TSI National Report No. 6: External and Internal Barriers to Third Sector Development in Germany
TSI’s research on barriers to third sector development in Germany not only highlights old and new challenges, it also analyses the coping strategies of TSOs, coming up with interesting trends:
- Organizations with permeable, open structures which allow new impulses to enter the organization are more likely to keep up with new trends, manage to address new developments and consequently maintain its attractiveness for members, volunteers or clients. Furthermore the degree of integration in a policy field enhances the lobbying capacity which allows the organization to positively shape its institutional framework.
- Organizations that achieve to diversify their activities are more appealing to increasingly individualized needs, interests and lifestyles of citizens. Additionally, they are more resilient toward risks arising from rapid changes in a turbulent policy environment when resources are shifted to the disadvantages of the organization (e.g. changing funding streams, interests of volunteers, needs of citizens or attention markets) as they are less dependent on particular organizational assets. In this context, TSOs increasingly engage in “cash cow” operations to cross-subsidize support structures for volunteering and open spaces for community activity.
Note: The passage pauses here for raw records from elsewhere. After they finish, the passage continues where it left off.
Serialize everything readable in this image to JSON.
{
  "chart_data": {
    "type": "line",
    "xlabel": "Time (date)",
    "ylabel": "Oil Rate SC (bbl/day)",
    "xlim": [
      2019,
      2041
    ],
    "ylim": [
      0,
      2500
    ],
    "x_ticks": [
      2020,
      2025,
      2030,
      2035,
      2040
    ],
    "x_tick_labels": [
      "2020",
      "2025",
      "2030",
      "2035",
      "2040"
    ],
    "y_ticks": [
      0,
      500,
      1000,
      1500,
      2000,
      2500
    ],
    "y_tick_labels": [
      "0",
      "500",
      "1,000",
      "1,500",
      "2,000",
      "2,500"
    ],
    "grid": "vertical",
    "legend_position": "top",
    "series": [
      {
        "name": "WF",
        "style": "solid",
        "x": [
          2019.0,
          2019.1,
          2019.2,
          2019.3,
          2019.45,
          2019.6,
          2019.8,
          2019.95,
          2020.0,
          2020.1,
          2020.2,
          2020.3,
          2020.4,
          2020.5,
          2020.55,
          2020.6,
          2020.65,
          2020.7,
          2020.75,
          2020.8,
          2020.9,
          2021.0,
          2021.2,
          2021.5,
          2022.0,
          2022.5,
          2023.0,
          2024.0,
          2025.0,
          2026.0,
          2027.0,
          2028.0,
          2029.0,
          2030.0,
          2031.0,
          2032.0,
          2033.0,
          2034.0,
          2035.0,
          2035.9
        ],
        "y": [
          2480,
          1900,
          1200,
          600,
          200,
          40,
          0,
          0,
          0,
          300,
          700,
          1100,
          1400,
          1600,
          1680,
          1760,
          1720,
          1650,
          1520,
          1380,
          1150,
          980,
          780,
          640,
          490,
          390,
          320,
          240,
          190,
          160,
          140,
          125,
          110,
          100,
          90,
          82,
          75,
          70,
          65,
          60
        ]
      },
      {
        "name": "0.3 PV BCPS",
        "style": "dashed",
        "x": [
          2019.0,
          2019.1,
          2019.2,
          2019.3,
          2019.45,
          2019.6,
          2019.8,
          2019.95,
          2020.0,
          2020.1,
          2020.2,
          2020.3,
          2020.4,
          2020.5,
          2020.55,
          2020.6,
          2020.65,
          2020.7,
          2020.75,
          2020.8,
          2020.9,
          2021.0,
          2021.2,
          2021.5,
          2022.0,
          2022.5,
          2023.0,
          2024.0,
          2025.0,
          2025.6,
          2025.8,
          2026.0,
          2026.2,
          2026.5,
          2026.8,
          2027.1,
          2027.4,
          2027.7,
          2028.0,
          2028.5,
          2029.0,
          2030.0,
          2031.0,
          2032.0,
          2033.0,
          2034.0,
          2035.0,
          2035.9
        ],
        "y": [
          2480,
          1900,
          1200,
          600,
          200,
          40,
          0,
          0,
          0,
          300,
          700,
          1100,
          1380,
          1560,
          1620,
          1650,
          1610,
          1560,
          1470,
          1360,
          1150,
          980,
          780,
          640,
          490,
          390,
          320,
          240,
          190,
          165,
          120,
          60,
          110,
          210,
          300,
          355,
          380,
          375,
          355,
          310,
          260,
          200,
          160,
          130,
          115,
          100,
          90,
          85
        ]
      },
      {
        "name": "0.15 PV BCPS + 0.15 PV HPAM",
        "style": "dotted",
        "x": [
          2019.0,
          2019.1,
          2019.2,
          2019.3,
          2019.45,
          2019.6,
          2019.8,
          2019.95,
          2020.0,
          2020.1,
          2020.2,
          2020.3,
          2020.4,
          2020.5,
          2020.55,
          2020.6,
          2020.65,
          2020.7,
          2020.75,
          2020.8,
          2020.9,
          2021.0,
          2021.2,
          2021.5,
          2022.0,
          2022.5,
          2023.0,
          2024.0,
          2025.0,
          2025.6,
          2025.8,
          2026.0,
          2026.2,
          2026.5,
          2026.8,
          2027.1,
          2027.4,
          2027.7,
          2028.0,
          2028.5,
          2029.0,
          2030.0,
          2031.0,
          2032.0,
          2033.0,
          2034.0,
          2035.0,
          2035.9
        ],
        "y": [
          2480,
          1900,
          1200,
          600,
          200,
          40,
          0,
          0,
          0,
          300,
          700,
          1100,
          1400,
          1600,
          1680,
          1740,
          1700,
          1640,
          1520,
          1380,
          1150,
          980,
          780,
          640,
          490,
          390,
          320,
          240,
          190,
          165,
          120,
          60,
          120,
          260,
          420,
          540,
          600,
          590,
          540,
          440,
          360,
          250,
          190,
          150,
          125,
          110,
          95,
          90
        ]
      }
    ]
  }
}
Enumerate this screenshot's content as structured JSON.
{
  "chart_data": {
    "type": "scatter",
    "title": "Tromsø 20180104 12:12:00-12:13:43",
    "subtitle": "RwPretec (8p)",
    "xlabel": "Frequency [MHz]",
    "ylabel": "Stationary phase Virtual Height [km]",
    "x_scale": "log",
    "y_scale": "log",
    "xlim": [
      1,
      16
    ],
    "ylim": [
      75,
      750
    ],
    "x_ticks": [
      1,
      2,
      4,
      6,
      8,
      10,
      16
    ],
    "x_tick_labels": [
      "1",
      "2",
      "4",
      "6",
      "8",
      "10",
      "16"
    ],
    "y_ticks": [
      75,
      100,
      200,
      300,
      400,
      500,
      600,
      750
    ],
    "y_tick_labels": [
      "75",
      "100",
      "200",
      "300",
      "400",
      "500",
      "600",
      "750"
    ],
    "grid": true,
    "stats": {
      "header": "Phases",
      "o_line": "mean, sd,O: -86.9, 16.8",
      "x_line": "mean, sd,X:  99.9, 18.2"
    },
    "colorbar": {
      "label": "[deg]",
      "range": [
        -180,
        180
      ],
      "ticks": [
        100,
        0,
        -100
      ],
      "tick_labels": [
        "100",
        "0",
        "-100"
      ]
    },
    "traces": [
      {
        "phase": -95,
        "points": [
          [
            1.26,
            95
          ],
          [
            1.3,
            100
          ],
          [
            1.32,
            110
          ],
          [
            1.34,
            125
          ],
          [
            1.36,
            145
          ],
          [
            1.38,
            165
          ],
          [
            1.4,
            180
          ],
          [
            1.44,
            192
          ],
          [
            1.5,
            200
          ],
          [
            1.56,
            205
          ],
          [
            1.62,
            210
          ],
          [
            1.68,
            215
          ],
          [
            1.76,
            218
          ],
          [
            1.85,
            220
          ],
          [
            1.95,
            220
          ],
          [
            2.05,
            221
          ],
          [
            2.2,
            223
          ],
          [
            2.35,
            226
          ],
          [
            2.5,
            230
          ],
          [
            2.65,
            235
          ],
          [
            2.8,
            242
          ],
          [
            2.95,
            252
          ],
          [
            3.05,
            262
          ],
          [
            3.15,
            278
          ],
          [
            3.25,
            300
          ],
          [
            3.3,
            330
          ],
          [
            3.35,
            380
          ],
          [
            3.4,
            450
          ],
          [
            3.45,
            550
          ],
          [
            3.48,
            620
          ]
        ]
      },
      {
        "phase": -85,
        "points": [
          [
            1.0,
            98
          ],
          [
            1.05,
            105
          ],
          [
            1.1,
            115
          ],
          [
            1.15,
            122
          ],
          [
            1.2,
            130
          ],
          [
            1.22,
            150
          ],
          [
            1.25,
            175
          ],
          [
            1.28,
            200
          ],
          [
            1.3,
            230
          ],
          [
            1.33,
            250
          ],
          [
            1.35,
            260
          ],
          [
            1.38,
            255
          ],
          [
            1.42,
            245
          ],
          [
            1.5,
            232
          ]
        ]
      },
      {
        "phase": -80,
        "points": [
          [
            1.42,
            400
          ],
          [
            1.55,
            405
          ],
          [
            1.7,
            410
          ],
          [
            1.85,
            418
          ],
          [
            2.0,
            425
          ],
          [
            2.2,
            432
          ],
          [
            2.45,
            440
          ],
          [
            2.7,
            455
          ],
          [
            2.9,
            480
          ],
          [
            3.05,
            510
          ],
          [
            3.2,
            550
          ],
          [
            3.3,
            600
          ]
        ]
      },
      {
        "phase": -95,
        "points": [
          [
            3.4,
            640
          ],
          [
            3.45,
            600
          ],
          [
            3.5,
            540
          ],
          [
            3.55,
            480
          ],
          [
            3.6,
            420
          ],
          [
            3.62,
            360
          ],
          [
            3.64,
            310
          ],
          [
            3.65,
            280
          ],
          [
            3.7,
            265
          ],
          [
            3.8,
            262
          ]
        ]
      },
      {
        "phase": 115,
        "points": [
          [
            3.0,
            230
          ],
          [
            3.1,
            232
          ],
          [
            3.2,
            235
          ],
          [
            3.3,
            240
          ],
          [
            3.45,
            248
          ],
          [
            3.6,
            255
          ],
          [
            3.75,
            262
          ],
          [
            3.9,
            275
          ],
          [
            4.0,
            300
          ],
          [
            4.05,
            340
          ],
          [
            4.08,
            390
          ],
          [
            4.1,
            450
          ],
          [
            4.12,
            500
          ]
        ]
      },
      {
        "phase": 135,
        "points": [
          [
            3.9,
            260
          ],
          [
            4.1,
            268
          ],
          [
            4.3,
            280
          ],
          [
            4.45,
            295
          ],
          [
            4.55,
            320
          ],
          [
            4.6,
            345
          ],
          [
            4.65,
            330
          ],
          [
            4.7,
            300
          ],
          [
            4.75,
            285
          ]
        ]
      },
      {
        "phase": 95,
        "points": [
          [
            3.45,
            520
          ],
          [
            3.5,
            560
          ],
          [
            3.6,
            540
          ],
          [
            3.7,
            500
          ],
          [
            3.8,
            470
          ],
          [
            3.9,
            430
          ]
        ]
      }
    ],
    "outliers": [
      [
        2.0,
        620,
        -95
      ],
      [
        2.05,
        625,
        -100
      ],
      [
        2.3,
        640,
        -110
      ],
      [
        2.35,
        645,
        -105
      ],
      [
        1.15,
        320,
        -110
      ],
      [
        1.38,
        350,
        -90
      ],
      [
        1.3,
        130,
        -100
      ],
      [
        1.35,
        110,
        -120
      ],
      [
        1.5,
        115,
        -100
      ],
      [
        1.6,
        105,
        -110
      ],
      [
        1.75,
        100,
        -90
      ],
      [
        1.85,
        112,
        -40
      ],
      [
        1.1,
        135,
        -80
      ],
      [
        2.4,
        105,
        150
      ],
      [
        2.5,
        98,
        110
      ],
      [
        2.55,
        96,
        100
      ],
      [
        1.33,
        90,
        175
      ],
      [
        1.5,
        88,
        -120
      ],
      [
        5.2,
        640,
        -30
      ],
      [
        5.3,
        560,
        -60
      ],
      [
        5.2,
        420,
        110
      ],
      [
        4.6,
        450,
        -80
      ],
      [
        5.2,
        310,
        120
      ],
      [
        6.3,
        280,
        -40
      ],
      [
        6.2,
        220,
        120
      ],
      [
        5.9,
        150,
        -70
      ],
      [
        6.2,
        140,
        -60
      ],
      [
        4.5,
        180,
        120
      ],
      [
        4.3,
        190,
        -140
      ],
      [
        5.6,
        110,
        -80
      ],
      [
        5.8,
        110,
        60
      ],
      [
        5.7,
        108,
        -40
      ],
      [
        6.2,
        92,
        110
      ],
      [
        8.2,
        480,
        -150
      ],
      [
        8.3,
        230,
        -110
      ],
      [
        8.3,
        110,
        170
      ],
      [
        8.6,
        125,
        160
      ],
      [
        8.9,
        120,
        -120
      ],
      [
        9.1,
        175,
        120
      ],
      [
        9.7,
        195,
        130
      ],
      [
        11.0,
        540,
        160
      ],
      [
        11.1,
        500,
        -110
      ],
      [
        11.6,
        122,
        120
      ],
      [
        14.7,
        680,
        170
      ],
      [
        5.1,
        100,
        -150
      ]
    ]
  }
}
- As organizations expand, crossing the boundaries of different organizational fields, a highly differentiated and complex governance structure is put in place since different functional logics have to be complied with. Hence, TSOs need to “speak” many different languages of various fields.
- Given the increasingly complex multi-field environment TSOs develop into an institutional amalgam comprising different logics of actions and achieve to combine the “best” of business and third sector. On the one hand, organizations are increasingly engaging in a professionalized service output and operate business activities which prerequisites the adaptation of business practices. On the other hand, TSOs provide enabling structures for community involvement and offer avenues of self-fulfillment.
The German TSI team concludes that TSOs today tend to develop into hybrid organizations that comprise different organizations under their roof with varying organizational cultures and identities. Looking at the sector as a whole, the contours of its sub-organizational-fields become increasingly fuzzy.